First-Order Image Textures Used in This Study

MSI (22)

$$\mathit{MSI}=\frac{1}{N}\sum _{i=0}^{N_i-1}\sum _{j=0}^{N_j-1}p(i,j)$$

where p(i,j) is the gray level in image pixel (i,j), N_i and N_j are the number of pixels for i and j, respectively, and N = N_i * N_j is the total number of image pixels.

2. COVSI

$$\mathit{COVSI}=\frac{\mathit{STD}}{\mathit{MSI}}$$

where STD is the SD of SI in the image.

$$\mathit{STD}=\sqrt{\frac{{\displaystyle \sum _{i=0}^{N_i-1}}{\displaystyle \sum _{j=0}^{N_j-1}}{(p(i,j)-\mathit{MSI})}^2}{N-1}}$$

This represents a COVSI in the image.

Second-Order Textures Used in This Study

Second-order texture can be derived from a co-occurrence matrix C(i,j), which reflects the frequency in which gray level combinations occur in pairs of pixels, separated by a given distance between pixels. C(i,j) is calculated for 0°, 45°, 90°, and 135° directions in the image plane, yielding four matrixes. In this study, the distance was fixed to one pixel, and textures derived from C(i,j) of the four directions were averaged.

1. Contrast (22)

$$\mathit{CONTRAST}=\sum _{i=0}^{N_i-1}\sum _{j=0}^{N_j-1}\left\{{(i-j)}^{2}C(i,j)\right\}$$

This represents the contrast in an image. Contrast increases with larger gray level differences in an image.

2. Correlation (21)

$$\begin{array}{c}\hfill \mathit{CORRELATION}=\frac{{\displaystyle \sum _{i=0}^{N_i-1}}{\displaystyle \sum _{j=0}^{N_j-1}}(i-{\mu }_i)(j-{\mu }_j)C(i,j)}{{\sigma }_i{\sigma }_j}\hfill \\ \hfill {\mu }_i=\sum _{i=0}^{N_i-1}\left\{i\left[\sum _{j=0}^{N_j-1}C(i,j)\right]\right\}\hfill \\ \hfill {\mu }_j=\sum _{j=0}^{N_j-1}\left\{j\left[\sum _{i=0}^{N_i-1}C(i,j)\right]\right\}\hfill \\ \hfill {\sigma }_i^2=\sum _{i=0}^{N_i-1}\left\{{(i-{\mu }_i)}^2\left[\sum _{j=0}^{N_j-1}C(i,j)\right]\right\}\hfill \\ \hfill {\sigma }_j^2=\sum _{j=0}^{N_j-1}\left\{{(j-{\mu }_j)}^2\left[\sum _{i=0}^{N_i-1}C(i,j)\right]\right\}\hfill \end{array}$$

This represents a measure of the relationship between pixel gray levels.

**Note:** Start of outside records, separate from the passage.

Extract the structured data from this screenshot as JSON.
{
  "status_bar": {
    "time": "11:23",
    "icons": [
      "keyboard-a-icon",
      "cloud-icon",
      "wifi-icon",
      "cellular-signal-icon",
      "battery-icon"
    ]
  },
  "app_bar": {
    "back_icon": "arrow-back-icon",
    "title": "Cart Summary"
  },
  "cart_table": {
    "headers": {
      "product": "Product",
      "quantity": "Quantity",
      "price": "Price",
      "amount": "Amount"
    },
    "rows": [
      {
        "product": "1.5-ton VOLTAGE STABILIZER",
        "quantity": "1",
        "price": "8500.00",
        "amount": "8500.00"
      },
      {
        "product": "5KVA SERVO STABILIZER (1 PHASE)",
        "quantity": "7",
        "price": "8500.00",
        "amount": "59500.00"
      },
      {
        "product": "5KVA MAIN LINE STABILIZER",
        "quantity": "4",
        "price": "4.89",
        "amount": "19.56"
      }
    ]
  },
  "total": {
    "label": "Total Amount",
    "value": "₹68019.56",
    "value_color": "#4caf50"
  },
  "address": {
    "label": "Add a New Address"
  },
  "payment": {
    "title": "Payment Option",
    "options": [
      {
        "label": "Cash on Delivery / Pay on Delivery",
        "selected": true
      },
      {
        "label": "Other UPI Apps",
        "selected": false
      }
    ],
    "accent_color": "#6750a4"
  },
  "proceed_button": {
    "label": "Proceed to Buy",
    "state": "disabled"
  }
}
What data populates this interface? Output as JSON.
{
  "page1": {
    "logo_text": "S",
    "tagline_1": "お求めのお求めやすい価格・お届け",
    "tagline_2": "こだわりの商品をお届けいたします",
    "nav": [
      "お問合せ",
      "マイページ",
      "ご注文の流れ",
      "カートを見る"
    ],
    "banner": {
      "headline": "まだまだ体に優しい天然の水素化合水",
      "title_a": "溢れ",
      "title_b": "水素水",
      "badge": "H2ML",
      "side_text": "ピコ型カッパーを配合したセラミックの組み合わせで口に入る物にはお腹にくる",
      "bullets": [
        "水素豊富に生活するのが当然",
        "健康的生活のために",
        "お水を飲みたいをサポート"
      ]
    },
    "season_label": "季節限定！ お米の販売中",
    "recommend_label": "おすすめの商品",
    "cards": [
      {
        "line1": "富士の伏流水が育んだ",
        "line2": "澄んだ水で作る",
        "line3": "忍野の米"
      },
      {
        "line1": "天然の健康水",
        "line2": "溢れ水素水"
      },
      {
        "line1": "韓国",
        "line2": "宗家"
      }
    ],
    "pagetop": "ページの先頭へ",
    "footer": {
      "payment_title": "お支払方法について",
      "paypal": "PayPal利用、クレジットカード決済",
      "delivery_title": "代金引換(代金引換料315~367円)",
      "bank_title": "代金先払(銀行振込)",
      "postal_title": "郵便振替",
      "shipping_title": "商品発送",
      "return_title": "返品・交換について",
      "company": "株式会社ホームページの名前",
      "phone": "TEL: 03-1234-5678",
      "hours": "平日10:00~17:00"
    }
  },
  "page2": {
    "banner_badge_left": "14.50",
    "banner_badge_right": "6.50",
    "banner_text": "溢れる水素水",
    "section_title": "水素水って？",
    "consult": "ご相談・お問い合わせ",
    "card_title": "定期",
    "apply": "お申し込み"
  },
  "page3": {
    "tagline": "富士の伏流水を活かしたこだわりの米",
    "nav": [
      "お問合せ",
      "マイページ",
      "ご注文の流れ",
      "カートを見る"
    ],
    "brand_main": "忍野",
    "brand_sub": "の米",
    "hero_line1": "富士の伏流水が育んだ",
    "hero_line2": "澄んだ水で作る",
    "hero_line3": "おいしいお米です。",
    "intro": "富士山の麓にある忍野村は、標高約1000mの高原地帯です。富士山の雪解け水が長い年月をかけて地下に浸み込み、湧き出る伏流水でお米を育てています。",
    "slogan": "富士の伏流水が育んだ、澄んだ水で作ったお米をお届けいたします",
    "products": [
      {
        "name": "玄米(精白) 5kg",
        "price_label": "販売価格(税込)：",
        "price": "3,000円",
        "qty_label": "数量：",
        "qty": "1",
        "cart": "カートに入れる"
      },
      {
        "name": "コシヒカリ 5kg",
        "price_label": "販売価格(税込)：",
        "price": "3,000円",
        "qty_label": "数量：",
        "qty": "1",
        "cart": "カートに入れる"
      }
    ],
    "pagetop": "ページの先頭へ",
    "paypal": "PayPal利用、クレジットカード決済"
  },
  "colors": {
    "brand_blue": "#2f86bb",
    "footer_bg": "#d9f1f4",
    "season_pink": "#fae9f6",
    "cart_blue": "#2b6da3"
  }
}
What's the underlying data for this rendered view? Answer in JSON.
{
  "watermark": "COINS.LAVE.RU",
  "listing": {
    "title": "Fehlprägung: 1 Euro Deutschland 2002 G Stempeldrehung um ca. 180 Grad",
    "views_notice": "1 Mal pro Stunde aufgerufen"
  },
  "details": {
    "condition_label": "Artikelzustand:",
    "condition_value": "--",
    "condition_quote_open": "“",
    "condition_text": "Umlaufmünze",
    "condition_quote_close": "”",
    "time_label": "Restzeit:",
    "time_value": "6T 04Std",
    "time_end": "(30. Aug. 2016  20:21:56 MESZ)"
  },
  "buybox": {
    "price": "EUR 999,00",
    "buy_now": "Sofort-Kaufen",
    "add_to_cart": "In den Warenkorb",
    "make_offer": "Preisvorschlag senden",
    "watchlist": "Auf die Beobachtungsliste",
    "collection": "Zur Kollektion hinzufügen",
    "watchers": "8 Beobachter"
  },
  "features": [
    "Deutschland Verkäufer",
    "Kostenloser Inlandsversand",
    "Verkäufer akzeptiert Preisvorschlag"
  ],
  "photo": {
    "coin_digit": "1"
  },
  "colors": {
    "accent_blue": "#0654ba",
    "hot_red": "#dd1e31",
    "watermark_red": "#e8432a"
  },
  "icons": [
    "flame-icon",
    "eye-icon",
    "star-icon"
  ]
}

Correlation increases with increasing image heterogeneity.

3. Entropy (16)

$$\mathit{ENTROPY}=-\sum _{i=0}^{N_i-1}\sum _{j=0}^{N_j-1}\left\{C(i,j)\log \left(C(i,j)\right)\right\}$$

This represents a measure of homogeneity among pixel gray levels. Entropy increases with increasing image complexity.

4. ASM (16)

$$\mathit{ASM}=\sum _{i=0}^{N_i-1}\sum _{j=0}^{N_j-1}{\left\{C(i,j)\right\}}^2$$

This represents a measure of clustering of pixel gray levels. ASM increases with a decreasing dynamic range of pixel gray levels.